More than 4 million people voted in the Nov. 3 general election in Washington — an all-time high and an increase of about 700,000 from four years ago.
But by a standard measure, turnout may still fall shy of a record set in 2008.
That year, 84.6% of registered voters cast ballots, compared with 83.4% this year, according to Washington Secretary of State Kim Wyman’s office.
“We’re probably going to come up just a tad short,” Wyman said.
Citing a boom of early voting, Wyman and other elections officials had predicted turnout would surpass the 2008 mark, perhaps even reaching 90%. “This is why I hate doing predictions,” she said.
Turnout in Washington was driven by the race between Republican President Donald Trump and Democratic president-elect Joe Biden, who easily carried the state with 58% of the vote.
Mark Neary, the assistant secretary of state, said Washington may have narrowly missed setting a turnout record in part because so many additional people have registered to vote.
“We’ve done a ton here to make it super easy for people to register,” Neary said, citing changes such as same-day registration and reminders for people to register any time they interact with major state agencies, such as the Department of Licensing.
Elections officials focused on the raw number of voters who took part in this year’s election.
“In terms of numbers of people participating we blew it out of the water,” Neary said. “We’d love to see these levels in every single election that we run.”
While the vast bulk of votes has been counted, some could still be added to the total in coming weeks.
Voters whose ballots had signatures challenged have until Nov. 23 to fix that issue. Anyone whose ballots had such problems should have received a letter or phone call from their county election office.
In King County, turnout surpassed 85%, beating out the county’s 2008 mark. In all, more than 1.2 million King County voters cast ballots, accounting for about 30% of the votes statewide, according to the Secretary of State’s office.
In Snohomish County, turnout reached 84.7%; in Pierce County it was 82%. San Juan County recorded the highest at 89.4%, while Adams County had the lowest at 66.5% as of Friday.

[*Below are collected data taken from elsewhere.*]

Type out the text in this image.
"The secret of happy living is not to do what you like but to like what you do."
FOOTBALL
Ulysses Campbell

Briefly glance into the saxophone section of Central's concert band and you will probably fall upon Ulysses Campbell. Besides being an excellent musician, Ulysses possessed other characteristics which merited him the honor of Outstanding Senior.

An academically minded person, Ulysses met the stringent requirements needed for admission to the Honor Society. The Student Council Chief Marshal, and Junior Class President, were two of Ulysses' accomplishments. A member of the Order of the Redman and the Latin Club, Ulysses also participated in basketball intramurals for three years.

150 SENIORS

That analysis found 74% of Washington’s voting-eligible population participated, beating the previous modern-day mark set in 2004.
Academics use the voting-eligible population standard — as opposed to the percentage of registered voters who vote — to track participation by anyone who could legally register and vote in a state.
Nationally, the Post analysis projected turnout by the voting-eligible population will reach 66.5% — the highest mark in a century.